I am enjoying Francis Parkman’s “Pioneers of France in the New World”. Though his writing may seem at times slightly archaic, there is no doubting his mastery of the metaphor. In the book, he describes New France as a head (king, noble and Jesuit), under which “the lank lean body would not survive“. Conversely, New England was “strengthening and widening in a slow and steadfast growth, full of blood and muscle, a body without a head“.
Of New France he says “Even commerce wore the sword, decked itself with badges of nobility, aspired to forest seigneuries and hordes of savage retainers.” That is a little strong but it does give the gist of things. Without support the feeble colony simply would not survive. The restrictions placed on immigration and commerce would not allow for the expansion New England was experiencing, where a man could go as far as he was able without interference. Albeit, he wasn’t going to get much help. One gets a sense that the people were simply pawns in the game of European expansion.
However, pleas for help did not fall entirely on deaf ears. In 1665, Louis XIV decided to once and for all stop the terrorist raidings of the Iroquois who from the beginning, had no idea of anyone actually settling on the land, or passing it on into perpetuity. Trade with them you may, but own the land no. He also decided to get serious about governance of the colony and cancelled the charter of the One Hundred Associates. Then he created the Sovereign Council out of the old Council of Quebec which would have jurisdiction over justice, police, roads, finance and trade.
In 1665, the St. Sebastien arrived in Quebec. On board were Prouville de Tracy, the commander-in-chief of the troops, Sieur de Courcelle, the governor, and Jean Talon, the Intendant of justice, police and finance. There were soldiers, settlers, laborers and supplies for the starving colony. The great Jean Baptiste Colbert, Louis’ minister of finance had sent a letter of instructions with Talon on how to deal with the Church and State, the West India Company who would be their trading partner and how to deal with the Iroqouis.
Tracy led the troops in a major attack on the Iroqouis and held them in defeat until peace was made. That in itself is a harrowing story. He returned to France in 1667, leaving Remy de Courcelle as governor and Talon as intendant. With peace estabished, Talon was able to go ahead with his plans to build New France. He conducted the first census of Canada, showing Montreal at the time as having 3,215 European residents. Quebec the largest had a population of 2100 people, Montreal 635 and Trois Riviers, 455. (from Stats Canada).
Land that had been initially granted to the Jesuits was forfeit to the building of houses for new settlers who would be granted land, food and tools as well as payment for clearing the first two acres in two years. In return, they must clear the next two acres in 3-4 years for new arrivals. With Jean Beauchamp, arriving in 1666, one would suppose that he took advantage of this offer.
The King had declared that all young men were to be married by age 20 and girls 14 or 15, with severe penalties for those who avoided the state, such as loss of hunting and trapping rights. Here, it is possible that Jean’s sister Marie who died at 14, may have died in childbirth. Within a year Jean was married to Jeanne Loiselle, the contract below. Note the name of Marguerite Bourgeois (Bourgeoys) on the contract. Jeanne was the first student at the first school established by the Sister in Montreal. The marriage record I have previously posted.
There was financial reward for having children, 300 livres a year for the first 10 and 400 livres for 12 or more. This was a successful action. In 1665, there were 3,215 settlers, and 533 families. After three years, the population had grown to 6,282 settlers and 1,139 families.
When Jean and Jeanne were married she would have been 17 years old and he 22. She did not have a child until 1699 but it did not live.

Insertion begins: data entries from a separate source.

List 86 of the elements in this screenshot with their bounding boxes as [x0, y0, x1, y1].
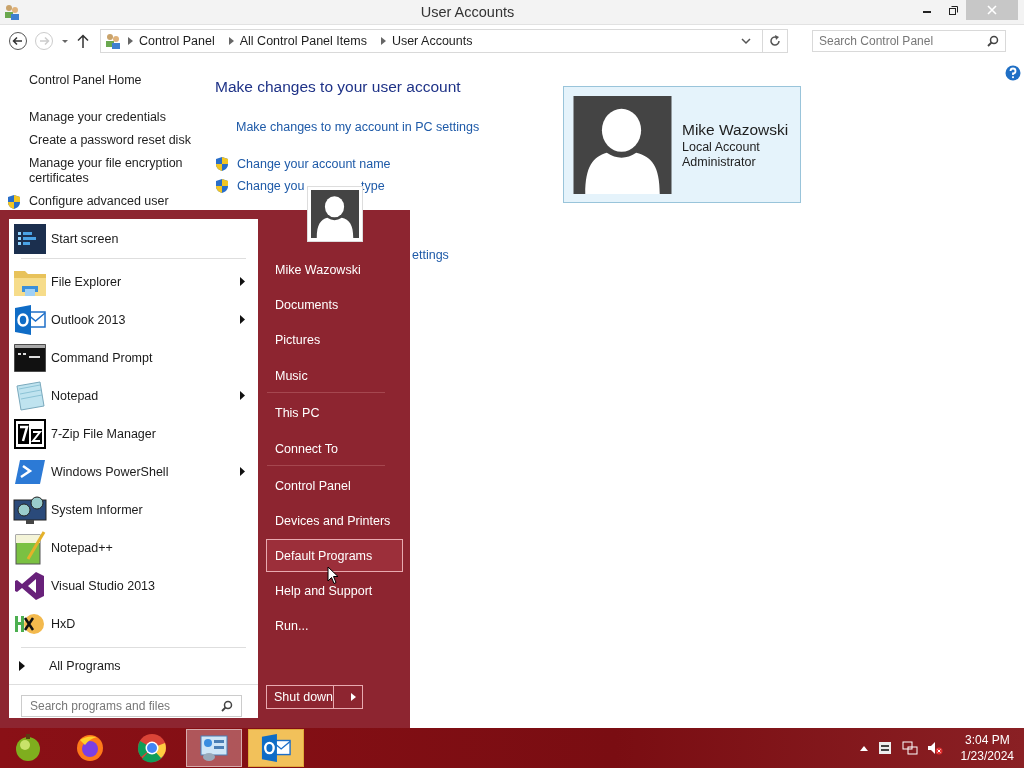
menu-item[interactable]: Mike Wazowski: [266, 253, 403, 286]
back-icon[interactable]: [8, 31, 28, 51]
menu-item[interactable]: This PC: [266, 396, 403, 429]
search-icon[interactable]: [987, 35, 999, 47]
menu-item[interactable]: Help and Support: [266, 574, 403, 607]
mail-icon: [14, 305, 46, 335]
shield-icon: [6, 194, 22, 210]
menu-item[interactable]: Devices and Printers: [266, 504, 403, 537]
speaker-muted-icon[interactable]: [926, 740, 943, 756]
sidebar-link[interactable]: Manage your credentials: [29, 110, 199, 125]
program-item[interactable]: 7-Zip File Manager: [9, 415, 258, 453]
program-item[interactable]: Command Prompt: [9, 339, 258, 377]
breadcrumb[interactable]: All Control Panel Items: [239, 34, 367, 48]
sidebar-link[interactable]: Configure advanced user: [29, 194, 199, 209]
address-bar[interactable]: Control Panel All Control Panel Items User Accounts: [100, 29, 788, 53]
breadcrumb[interactable]: Control Panel: [139, 34, 215, 48]
terminal-icon: [14, 344, 46, 372]
search-field[interactable]: Search programs and files: [21, 695, 242, 717]
sidebar-link[interactable]: Create a password reset disk: [29, 133, 199, 148]
notepad-icon: [14, 380, 46, 412]
user-avatar-icon: [311, 190, 359, 238]
program-item[interactable]: HxD: [9, 605, 258, 643]
account-link[interactable]: Change you: [237, 179, 305, 193]
prompt-icon: [14, 458, 46, 486]
breadcrumb[interactable]: User Accounts: [391, 34, 473, 48]
monitor-icon: [13, 494, 47, 526]
program-item[interactable]: Outlook 2013: [9, 301, 258, 339]
submenu-arrow-icon[interactable]: [240, 315, 246, 324]
page-heading: Make changes to your user account: [215, 78, 462, 96]
pointer-icon: [327, 566, 339, 585]
help-icon[interactable]: [1005, 65, 1021, 81]
chevron-right-icon[interactable]: [128, 37, 133, 45]
chevron-up-icon[interactable]: [859, 745, 868, 751]
mail-icon[interactable]: [261, 733, 291, 763]
search-icon[interactable]: [221, 700, 233, 712]
account-link[interactable]: Make changes to my account in PC settings: [236, 120, 480, 134]
submenu-arrow-icon[interactable]: [240, 467, 246, 476]
tiles-icon: [14, 224, 46, 254]
program-item[interactable]: System Informer: [9, 491, 258, 529]
control-panel-icon[interactable]: [199, 733, 229, 763]
search-field[interactable]: Search Control Panel: [812, 30, 1006, 52]
taskbar-button[interactable]: [248, 729, 304, 767]
program-item[interactable]: Windows PowerShell: [9, 453, 258, 491]
caret-icon[interactable]: [350, 693, 356, 701]
sidebar-link[interactable]: Control Panel Home: [29, 73, 199, 88]
sidebar-link[interactable]: Manage your file encryption certificates: [29, 156, 199, 186]
clock-time[interactable]: 3:04 PM: [964, 732, 1010, 748]
window-title: User Accounts: [419, 4, 516, 20]
browser-icon[interactable]: [75, 733, 105, 763]
chevron-right-icon[interactable]: [228, 37, 234, 45]
archive-icon: [14, 419, 46, 449]
program-item[interactable]: Notepad: [9, 377, 258, 415]
account-role: Administrator: [682, 154, 757, 170]
program-item[interactable]: Notepad++: [9, 529, 258, 567]
shut-down-button[interactable]: Shut down: [266, 685, 363, 709]
restore-icon[interactable]: [948, 5, 958, 15]
browser-icon[interactable]: [137, 733, 167, 763]
network-icon[interactable]: [901, 740, 918, 756]
triangle-icon: [19, 661, 25, 671]
submenu-arrow-icon[interactable]: [240, 277, 246, 286]
program-item[interactable]: Start screen: [9, 224, 258, 254]
menu-item[interactable]: Documents: [266, 288, 403, 321]
orb-icon[interactable]: [13, 733, 43, 763]
clock-date[interactable]: 1/23/2024: [960, 748, 1014, 764]
account-link[interactable]: Change your account name: [237, 157, 391, 171]
account-link[interactable]: ettings: [412, 248, 449, 262]
menu-item[interactable]: Run...: [266, 609, 403, 642]
menu-item[interactable]: Pictures: [266, 323, 403, 356]
submenu-arrow-icon[interactable]: [240, 391, 246, 400]
up-arrow-icon[interactable]: [76, 33, 90, 49]
account-name: Mike Wazowski: [682, 119, 789, 140]
chevron-right-icon[interactable]: [380, 37, 386, 45]
all-programs-item[interactable]: All Programs: [9, 652, 258, 680]
user-avatar-icon: [573, 95, 672, 194]
refresh-icon[interactable]: [769, 35, 781, 47]
program-item[interactable]: Visual Studio 2013: [9, 567, 258, 605]
account-type: Local Account: [682, 139, 761, 155]
users-icon: [3, 3, 21, 21]
program-item[interactable]: File Explorer: [9, 263, 258, 301]
menu-item[interactable]: Default Programs: [266, 539, 403, 572]
bow-icon: [14, 570, 46, 602]
menu-item[interactable]: Control Panel: [266, 469, 403, 502]
notepad-icon: [14, 531, 46, 565]
shield-icon: [214, 178, 230, 194]
users-icon: [104, 32, 122, 50]
shield-icon: [214, 156, 230, 172]
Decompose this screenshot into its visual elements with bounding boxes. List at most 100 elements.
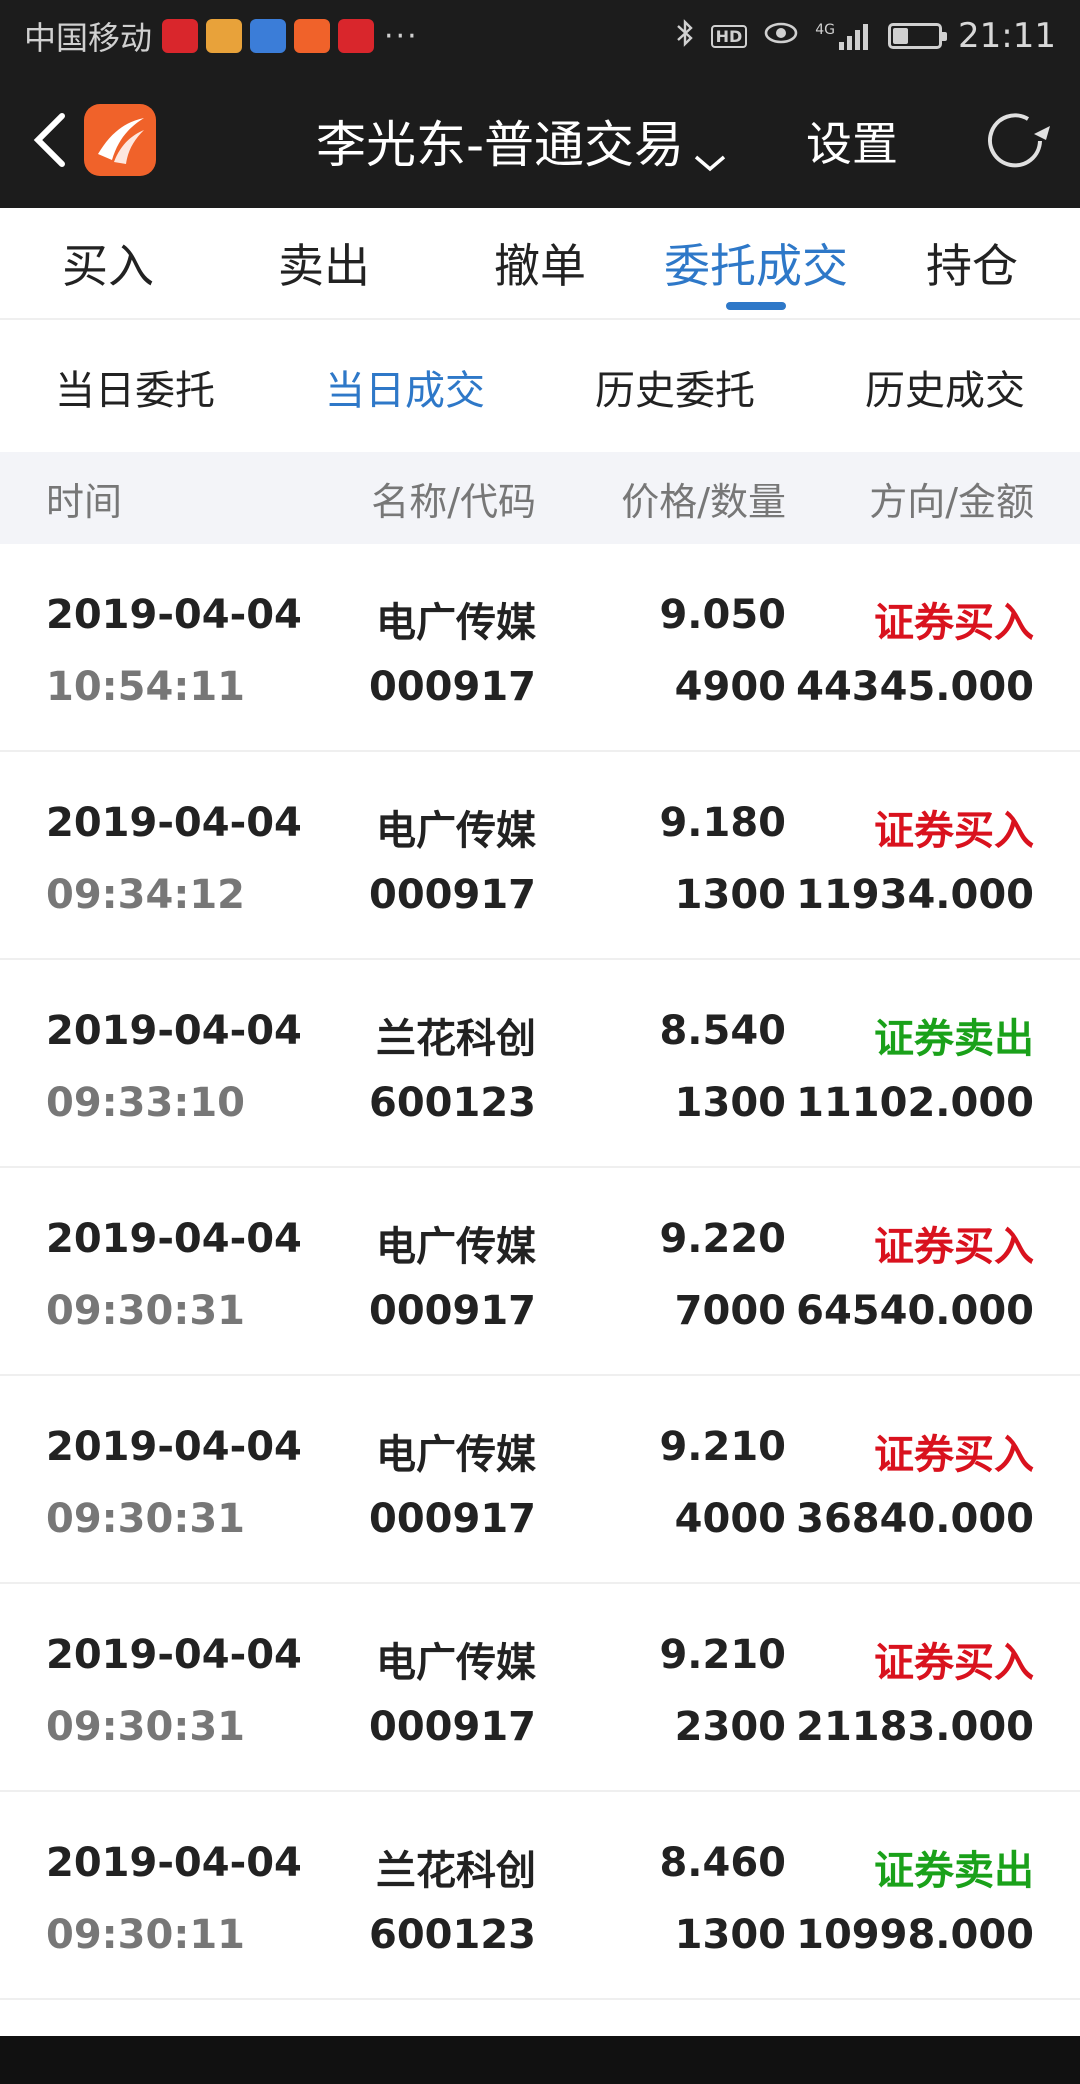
stock-name: 电广传媒 [376,808,536,854]
hd-badge: HD [710,24,748,48]
stock-code: 000917 [369,1288,536,1334]
trade-price: 9.220 [659,1216,786,1262]
trade-quantity: 4000 [674,1496,786,1542]
trade-time: 09:30:31 [46,1288,245,1334]
trade-date: 2019-04-04 [46,800,302,846]
trade-time: 10:54:11 [46,664,245,710]
table-row[interactable]: 2019-04-04 09:30:31 电广传媒 000917 9.210 2300 证券买… [0,1584,1080,1792]
trade-date: 2019-04-04 [46,1216,302,1262]
sub-tabs: 当日委托 当日成交 历史委托 历史成交 [0,322,1080,452]
trade-price: 9.210 [659,1632,786,1678]
stock-name: 兰花科创 [376,1016,536,1062]
tab-positions[interactable]: 持仓 [864,208,1080,318]
trade-price: 8.460 [659,1840,786,1886]
subtab-history-orders[interactable]: 历史委托 [540,322,810,452]
more-notifications-icon: ··· [384,18,419,54]
settings-button[interactable]: 设置 [806,106,898,176]
refresh-icon[interactable] [978,104,1052,178]
chevron-down-icon [692,129,728,172]
account-selector[interactable]: 李光东-普通交易 [316,106,728,176]
trade-price: 8.540 [659,1008,786,1054]
trade-amount: 21183.000 [796,1704,1034,1750]
bluetooth-icon [675,18,695,55]
table-header: 时间 名称/代码 价格/数量 方向/金额 [0,452,1080,544]
back-arrow-icon[interactable] [26,110,76,170]
trade-list: 2019-04-04 10:54:11 电广传媒 000917 9.050 4900 证券买… [0,544,1080,2000]
trade-direction: 证券买入 [874,600,1034,646]
tab-buy[interactable]: 买入 [0,208,216,318]
tab-orders-trades[interactable]: 委托成交 [648,208,864,318]
subtab-today-orders[interactable]: 当日委托 [0,322,270,452]
trade-quantity: 1300 [674,872,786,918]
trade-amount: 11102.000 [796,1080,1034,1126]
stock-code: 000917 [369,1496,536,1542]
subtab-history-trades[interactable]: 历史成交 [810,322,1080,452]
trade-time: 09:30:31 [46,1704,245,1750]
trade-amount: 11934.000 [796,872,1034,918]
table-row[interactable]: 2019-04-04 09:30:31 电广传媒 000917 9.210 4000 证券买… [0,1376,1080,1584]
clock: 21:11 [958,16,1056,56]
status-bar: 中国移动 ··· HD 4G 21:11 [0,0,1080,72]
subtab-today-trades[interactable]: 当日成交 [270,322,540,452]
battery-icon [888,23,948,49]
stock-code: 000917 [369,872,536,918]
trade-amount: 10998.000 [796,1912,1034,1958]
stock-code: 000917 [369,664,536,710]
trade-direction: 证券卖出 [874,1848,1034,1894]
table-row[interactable]: 2019-04-04 10:54:11 电广传媒 000917 9.050 4900 证券买… [0,544,1080,752]
trade-time: 09:30:31 [46,1496,245,1542]
table-row[interactable]: 2019-04-04 09:30:11 兰花科创 600123 8.460 1300 证券卖… [0,1792,1080,2000]
trade-date: 2019-04-04 [46,1008,302,1054]
stock-name: 电广传媒 [376,600,536,646]
header-name-code: 名称/代码 [371,479,536,524]
table-row[interactable]: 2019-04-04 09:34:12 电广传媒 000917 9.180 1300 证券买… [0,752,1080,960]
trade-amount: 44345.000 [796,664,1034,710]
trade-direction: 证券买入 [874,808,1034,854]
trade-price: 9.050 [659,592,786,638]
signal-icon: 4G [815,22,872,50]
stock-code: 600123 [369,1912,536,1958]
stock-name: 电广传媒 [376,1640,536,1686]
main-tabs: 买入 卖出 撤单 委托成交 持仓 [0,208,1080,320]
tab-cancel[interactable]: 撤单 [432,208,648,318]
system-nav-bar [0,2036,1080,2084]
trade-direction: 证券卖出 [874,1016,1034,1062]
trade-quantity: 1300 [674,1912,786,1958]
header-price-qty: 价格/数量 [621,479,786,524]
table-row[interactable]: 2019-04-04 09:30:31 电广传媒 000917 9.220 7000 证券买… [0,1168,1080,1376]
tab-sell[interactable]: 卖出 [216,208,432,318]
eye-icon [763,20,799,53]
trade-time: 09:34:12 [46,872,245,918]
nav-bar: 李光东-普通交易 设置 [0,72,1080,208]
app-play-icon [206,19,243,53]
trade-date: 2019-04-04 [46,1424,302,1470]
header-time: 时间 [46,479,123,524]
app-bank-icon [338,19,375,53]
trade-quantity: 2300 [674,1704,786,1750]
trade-date: 2019-04-04 [46,592,302,638]
header-direction-amount: 方向/金额 [869,479,1034,524]
table-row[interactable]: 2019-04-04 09:33:10 兰花科创 600123 8.540 1300 证券卖… [0,960,1080,1168]
trade-quantity: 7000 [674,1288,786,1334]
stock-code: 600123 [369,1080,536,1126]
trade-time: 09:30:11 [46,1912,245,1958]
stock-name: 电广传媒 [376,1224,536,1270]
stock-name: 电广传媒 [376,1432,536,1478]
stock-name: 兰花科创 [376,1848,536,1894]
app-logo-icon [84,104,156,176]
trade-direction: 证券买入 [874,1640,1034,1686]
network-label: 4G [815,22,836,38]
trade-direction: 证券买入 [874,1224,1034,1270]
app-orange-icon [294,19,331,53]
account-title: 李光东-普通交易 [316,116,685,174]
trade-quantity: 4900 [674,664,786,710]
trade-date: 2019-04-04 [46,1840,302,1886]
trade-amount: 64540.000 [796,1288,1034,1334]
carrier-label: 中国移动 [24,19,153,57]
trade-time: 09:33:10 [46,1080,245,1126]
trade-direction: 证券买入 [874,1432,1034,1478]
trade-date: 2019-04-04 [46,1632,302,1678]
trade-amount: 36840.000 [796,1496,1034,1542]
app-blue-icon [250,19,287,53]
app-red-icon [162,19,199,53]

You can see at the bottom she was attended by a master surgeon, so a fortunate girl. Another child, Marie was born the next year. As I have no landing record for Jean I do not know what he may have been engaged to do when he came but most of the family seem to have been primarily habitants. There are several notarial acts for Jean, mostly in the form of land transactions and a few donations to his children. On May 4, 1700 he passed away in Pointe Aux Trembles after settling his debts having enough money to gift his priest, Father Chaigneau 200 pounds. Jeanne died on October 4, 1708. Interesting that Jeanne had 3 priests in attendance!